Sakineh Mohammadi Ashtiani, nata a Teheran nel 1967, iraniana, condannata a morte nel 2006 per adulterio.
Il caso diplomatico che è seguito alla sua condanna a morte per lapidazione da parte del governo iraniano, è uno dei temi di maggior attualità. Il problema nasce dal fatto che, in un mondo ormai globalizzato e civilizzato come quello in cui attualmente viviamo, non possono esistere Paesi ancora così degradati in cui una donna, e, in generale, chiunque, venga condannato a morte solo per il sospetto di aver commesso un reato.
Dal momento in cui il giudice ha dichiarato la sua condanna fino ad oggi, sono nate, anche in Italia, numerose associazioni e movimenti a favore della liberazione di Sakineh. Queste sollecitazioni, purtroppo, non sono state ascoltate e, anzi, è giunta la notizia che la condanna non sarà più per lapidazione ma per impiccagione.

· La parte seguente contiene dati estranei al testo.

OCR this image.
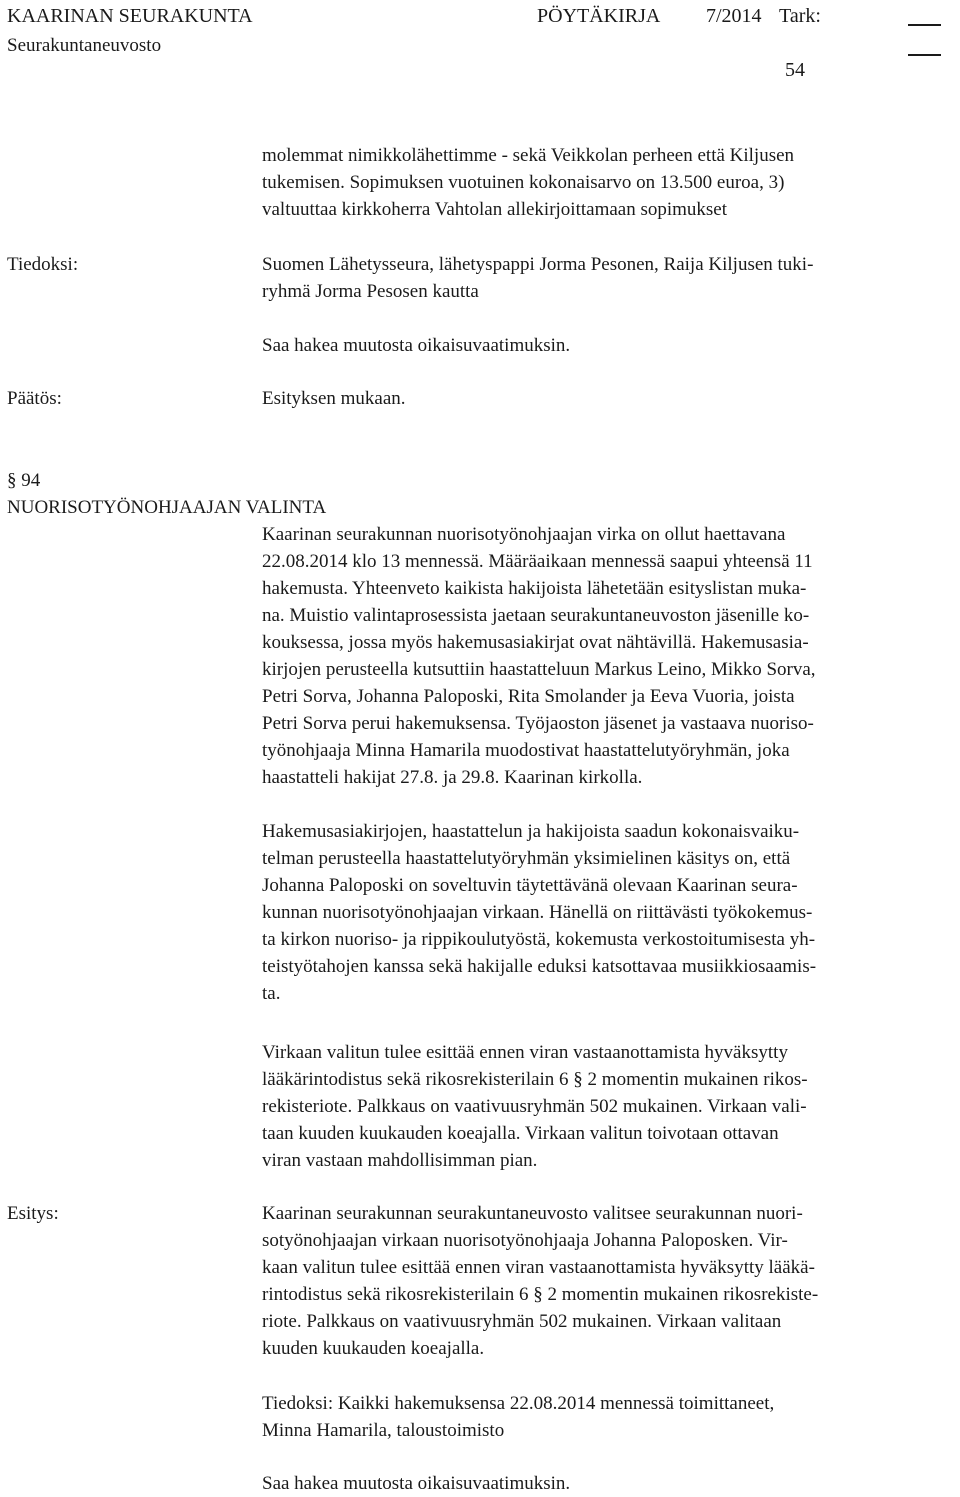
KAARINAN SEURAKUNTA	PÖYTÄKIRJA 7/2014 Tark:
Seurakuntaneuvosto
54
molemmat nimikkolähettimme - sekä Veikkolan perheen että Kiljusen
tukemisen. Sopimuksen vuotuinen kokonaisarvo on 13.500 euroa, 3)
valtuuttaa kirkkoherra Vahtolan allekirjoittamaan sopimukset
Tiedoksi:	Suomen Lähetysseura, lähetyspappi Jorma Pesonen, Raija Kiljusen tuki-
ryhmä Jorma Pesosen kautta
Saa hakea muutosta oikaisuvaatimuksin.
Päätös:	Esityksen mukaan.
§ 94
NUORISOTYÖNOHJAAJAN VALINTA
Kaarinan seurakunnan nuorisotyönohjaajan virka on ollut haettavana
22.08.2014 klo 13 mennessä. Määräaikaan mennessä saapui yhteensä 11
hakemusta. Yhteenveto kaikista hakijoista lähetetään esityslistan muka-
na. Muistio valintaprosessista jaetaan seurakuntaneuvoston jäsenille ko-
kouksessa, jossa myös hakemusasiakirjat ovat nähtävillä. Hakemusasia-
kirjojen perusteella kutsuttiin haastatteluun Markus Leino, Mikko Sorva,
Petri Sorva, Johanna Paloposki, Rita Smolander ja Eeva Vuoria, joista
Petri Sorva perui hakemuksensa. Työjaoston jäsenet ja vastaava nuoriso-
työnohjaaja Minna Hamarila muodostivat haastattelutyöryhmän, joka
haastatteli hakijat 27.8. ja 29.8. Kaarinan kirkolla.
Hakemusasiakirjojen, haastattelun ja hakijoista saadun kokonaisvaiku-
telman perusteella haastattelutyöryhmän yksimielinen käsitys on, että
Johanna Paloposki on soveltuvin täytettävänä olevaan Kaarinan seura-
kunnan nuorisotyönohjaajan virkaan. Hänellä on riittävästi työkokemus-
ta kirkon nuoriso- ja rippikoulutyöstä, kokemusta verkostoitumisesta yh-
teistyötahojen kanssa sekä hakijalle eduksi katsottavaa musiikkiosaamis-
ta.
Virkaan valitun tulee esittää ennen viran vastaanottamista hyväksytty
lääkärintodistus sekä rikosrekisterilain 6 § 2 momentin mukainen rikos-
rekisteriote. Palkkaus on vaativuusryhmän 502 mukainen. Virkaan vali-
taan kuuden kuukauden koeajalla. Virkaan valitun toivotaan ottavan
viran vastaan mahdollisimman pian.
Esitys:	Kaarinan seurakunnan seurakuntaneuvosto valitsee seurakunnan nuori-
sotyönohjaajan virkaan nuorisotyönohjaaja Johanna Paloposken. Vir-
kaan valitun tulee esittää ennen viran vastaanottamista hyväksytty lääkä-
rintodistus sekä rikosrekisterilain 6 § 2 momentin mukainen rikosrekiste-
riote. Palkkaus on vaativuusryhmän 502 mukainen. Virkaan valitaan
kuuden kuukauden koeajalla.
Tiedoksi: Kaikki hakemuksensa 22.08.2014 mennessä toimittaneet,
Minna Hamarila, taloustoimisto
Saa hakea muutosta oikaisuvaatimuksin.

Non è giustificabile in alcun modo dare la pena di morte ad un essere umano, perché ciò va contro il principio fondamentale del Diritto alla Vita, cui ogni uomo è legato dalla sua nascita alla sua morte e nessuno può avere l’autorità di ignorarlo. Né può lo stato, come affermava già nel 1764 Cesare Beccaria, macchiarsi di un omicidio a sua volta condannando un suo cittadino giudicato colpevole.
Per questo motivo, la decisione della magistratura e del governo iraniano è inaccettabile da parte di ogni essere umano e di ogni altro governo mondiale.
Già in passato ci sono stati casi simili, sempre nello stesso Paese, come quello della pittrice ventiseienne Delara Darabi, condannata a morte nel 2003 e barbaramente uccisa nel 2009, dopo un tentativo di suicidio mal riuscito.
Come se non bastasse, le donne iraniane vengono sfruttate in maniera indicibile, quasi fossero oggetti, violando qualsiasi diritto umano e civile.
Tornano al caso Sakineh, l’ultima notizia (datata 29 settembre) è forse la più tragica ricevuta sinora.
Proprio mentre state leggendo quest’articolo, Sakineh potrebbe già non esserci più. La notizia , riportata sul Teheran Times, dava le fatidiche “ore contate” a Sankineh, mentre il portavoce del Ministro degli Esteri iraniano, Ramin Mehman-Parast, affermava che il processo non era ancora finito e che Sakineh poteva addirittura essere assolta (notizia quest’ultima smentita proprio dall’avvocato di Sakineh, che anzi è stato lui a dare al Times di Teheran la tragica notizia).
Questo però è un problema che non riguarda solo l’Iran ma 58 stati nel mondo che continuano ad applicare la pena capitale prevista dai loro ordinamenti. Più che accanirsi contro l’Iran e pubblicizzare il singolo caso, bisognerebbe chiedere a tutti gli stati, compresi quelli statunitensi e la Cina, di rispettare la risoluzione approvata dalle Nazioni Unite e promossa dall’Italia che chiede la moratoria universale sulla pena di morte.